There have been plenty of unglamorous moments: walking so fast to class that my shins hurt, tripping over the uneven bricks, and arriving to class late and sweaty. Then there’s been the whole mice issue, when I felt like an irritated middle-aged man having to deal with real life problems. There was the night I was up for a half hour coughing. The moment I misplaced my notebook with every single note from every single class. The time I spilled passion fruit tea all over my white shirt while in the library. The time the clementine bag ripped, spilling clementines all over the floor, perfectly illustrating how I currently felt about my life. And then there are all the days I come back to the dorm, frustrated with how I couldn’t think of what to say to that cute guy in my class.
Yes, there are plenty of unglamorous moments.
Why do I tell you all of those stories? Because I don’t want you for a second to think that my life is simple or organized or perfect. I realized that most of my blog posts so far have been telling you about the good moments—the moments I’ve learned to “be.” I’ve spent a lot of time writing about being positive, content, and thankful. Those things are so important and are so essential to the Christian lifestyle. But I don’t want to give the misconception that life is supposed to always be put together or that we need to always show others our good side.

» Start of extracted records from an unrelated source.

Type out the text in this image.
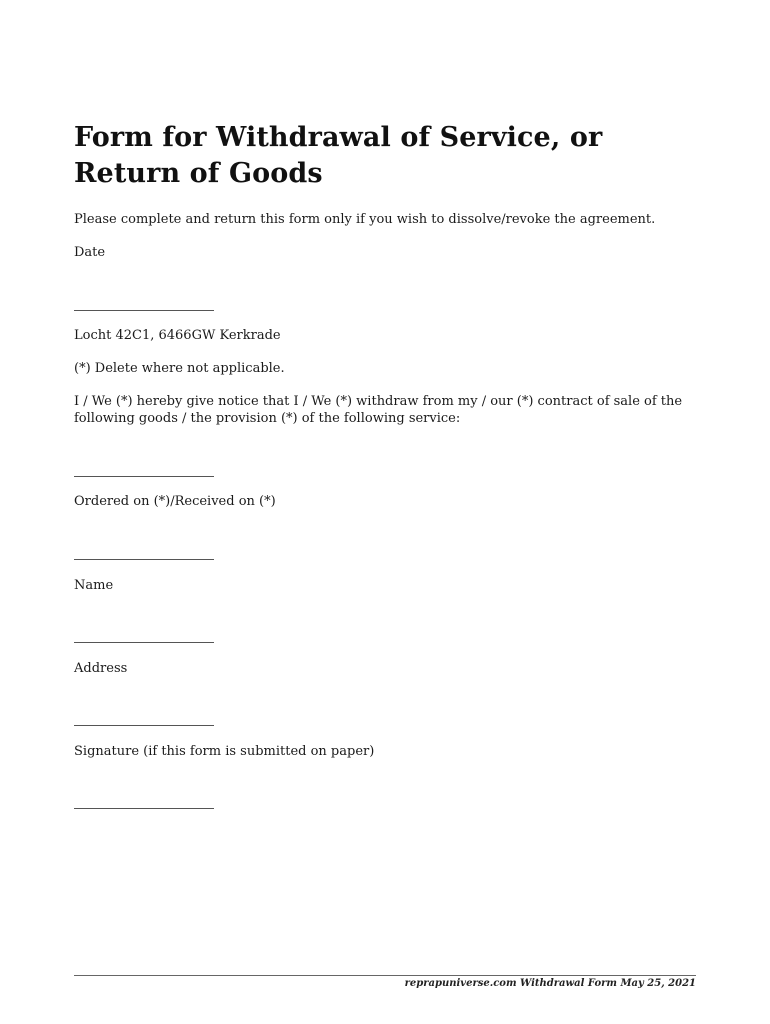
Form for Withdrawal of Service, or Return of Goods

Please complete and return this form only if you wish to dissolve/revoke the agreement.

Date

Locht 42C1, 6466GW Kerkrade

(*) Delete where not applicable.

I / We (*) hereby give notice that I / We (*) withdraw from my / our (*) contract of sale of the following goods / the provision (*) of the following service:

Ordered on (*)/Received on (*)

Name

Address

Signature (if this form is submitted on paper)

reprapuniverse.com Withdrawal Form May 25, 2021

Part of “being” is being real. There have been so many times that people have commented on how perfect my roommate and I are or assumed that I have my assignments and social life all together. Oh how I wish that they could see some of the unglamorous moments (well, maybe not all of them).
I think that doing this 31-day writing challenge can give the impression that my life is organized and balanced. Just because I’ve been able to write every day for twenty days doesn’t mean for a second that it has been easy. There have been many nights that I sit down, exhausted, with absolutely no inspiration. And somehow God gives me the grace and energy I need to write. In the unglamorous moments, He works through me.
That’s what the Christian lifestyle is all about. It is about allowing God to work through us. We are imperfect beings that have a Savior who cares.
Therefore, since we have a great high priest who has ascended into heaven, Jesus the Son of God, let us hold firmly to the faith we profess. For we do not have a high priest who is unable to empathize with our weaknesses, but we have one who has been tempted in every way, just as we are—yet he did not sin. Let us then approach God’s throne of grace with confidence, so that we may receive mercy and find grace to help us in our time of need.” (Hebrews 4:14-16, NIV)
Amen, amen, amen. We have a high priest who understands. He may have been perfect, but his life wasn’t. He was hot, tired, and sweaty. He was tempted. He was criticized.
Jesus lived the unglamorous moments.
Sometimes I don’t want to go to God about my little problems. Sometimes my simple requests and unglamorous moments seem too silly to share with the Creator of the universe. But He was human. I can approach His throne with confidence, knowing that He is full of mercy and grace. He gets me.
Be unglamorous. God doesn’t ask us to be full of good cheer all the time. I don’t have to have it all together. I don’t have to pretend I have a perfect life. I can be real.
Jesus was real. He was unglamorous. But He also changed the lives around Him. Life isn’t about always being happy, but it is about being hopeful (more on that tomorrow).